At the moment he stepped across the border, there was relief, but also deep sadness. “I love my country and my people.”
After 11 months in Pakistan, the man and his family were accepted as refugees and he is now re-establishing his life in Europe.
But his heart remains in Bamyan. He keeps in touch with family and friends who are all suffering, especially because of the economic situation.
A person who is a security guard for the solar power system funded by New Zealand as part of its aid programme has told the man he cannot afford to get by on his wages and is looking to leave for Iran or Pakistan.
“So even people who have a job cannot survive,” says the man.
And then there’s the flexing of Taliban muscles – the arrests of people considered rebels, including recently two women who used to be teachers, accused of influencing young people with “infidel thoughts”, he says.

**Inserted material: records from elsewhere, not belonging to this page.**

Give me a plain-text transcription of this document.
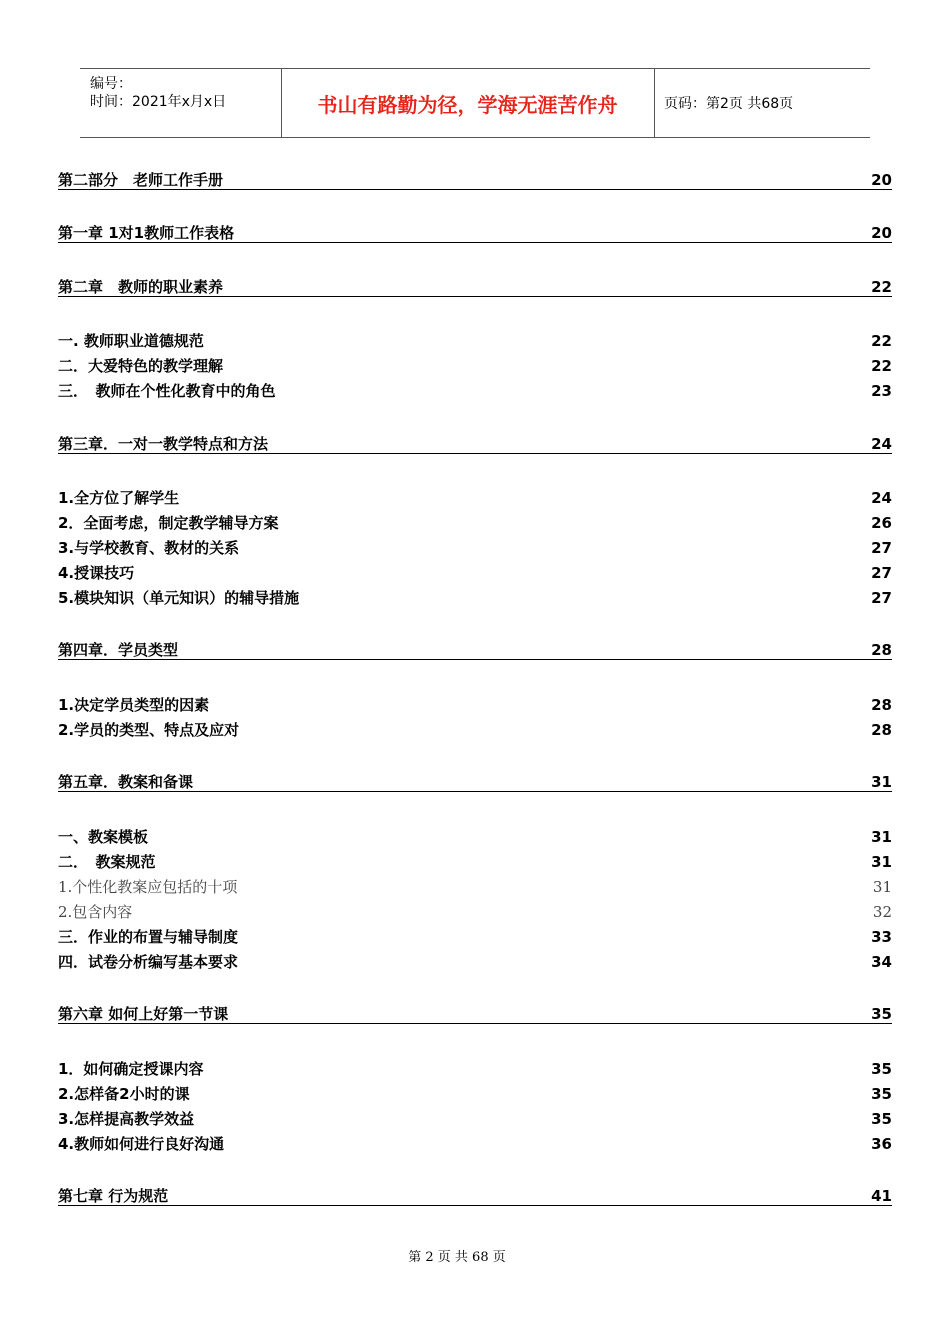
编号：
时间：2021年x月x日	书山有路勤为径，学海无涯苦作舟	页码：第2页 共68页
第二部分　老师工作手册	20
第一章 1对1教师工作表格	20
第二章　教师的职业素养	22
一. 教师职业道德规范	22
二．大爱特色的教学理解	22
三．　教师在个性化教育中的角色	23
第三章．一对一教学特点和方法	24
1.全方位了解学生	24
2．全面考虑，制定教学辅导方案	26
3.与学校教育、教材的关系	27
4.授课技巧	27
5.模块知识（单元知识）的辅导措施	27
第四章．学员类型	28
1.决定学员类型的因素	28
2.学员的类型、特点及应对	28
第五章．教案和备课	31
一、教案模板	31
二．　教案规范	31
1.个性化教案应包括的十项	31
2.包含内容	32
三．作业的布置与辅导制度	33
四．试卷分析编写基本要求	34
第六章 如何上好第一节课	35
1．如何确定授课内容	35
2.怎样备2小时的课	35
3.怎样提高教学效益	35
4.教师如何进行良好沟通	36
第七章 行为规范	41
第 2 页 共 68 页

Recently a “jihadi school”, with a curriculum dedicated to teaching Taliban ideology, was opened in Bamyan at a former teachers’ training centre. (Other sources confirmed this.)

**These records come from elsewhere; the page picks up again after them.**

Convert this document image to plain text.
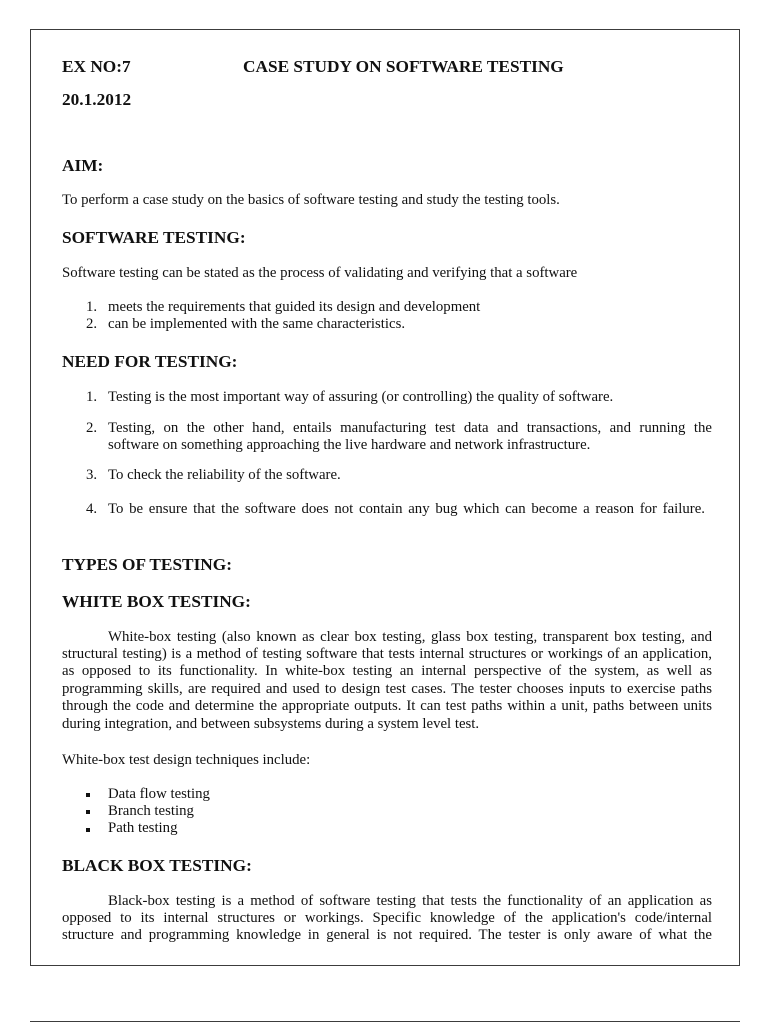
EX NO:7	CASE STUDY ON SOFTWARE TESTING
20.1.2012
AIM:
To perform a case study on the basics of software testing and study the testing tools.
SOFTWARE TESTING:
Software testing can be stated as the process of validating and verifying that a software
1. meets the requirements that guided its design and development
2. can be implemented with the same characteristics.
NEED FOR TESTING:
1. Testing is the most important way of assuring (or controlling) the quality of software.
2. Testing, on the other hand, entails manufacturing test data and transactions, and running the
software on something approaching the live hardware and network infrastructure.
3. To check the reliability of the software.
4. To be ensure that the software does not contain any bug which can become a reason for failure.
TYPES OF TESTING:
WHITE BOX TESTING:
White-box testing (also known as clear box testing, glass box testing, transparent box testing, and
structural testing) is a method of testing software that tests internal structures or workings of an application,
as opposed to its functionality. In white-box testing an internal perspective of the system, as well as
programming skills, are required and used to design test cases. The tester chooses inputs to exercise paths
through the code and determine the appropriate outputs. It can test paths within a unit, paths between units
during integration, and between subsystems during a system level test.
White-box test design techniques include:
Data flow testing
Branch testing
Path testing
BLACK BOX TESTING:
Black-box testing is a method of software testing that tests the functionality of an application as
opposed to its internal structures or workings. Specific knowledge of the application's code/internal
structure and programming knowledge in general is not required. The tester is only aware of what the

“This is now a training centre for new Taliban soldiers,” he says. “It’s the first time they have opened such a place in Bamyan.”
The current threat to New Zealanders and New Zealand-linked individuals in Afghanistan is assessed to be primarily from the unstable security situation, extremist groups such as ISIS-K, and isolated Taliban figures’ enforcement and application of their interpretation of Sharia law. Many New Zealand-linked individuals may have a confluence of factors which will increase their personal threat, including being of Hazara ethnicity, or having links with the previous Afghan government – Source: MFAT, Formal Message, 29 October 2021.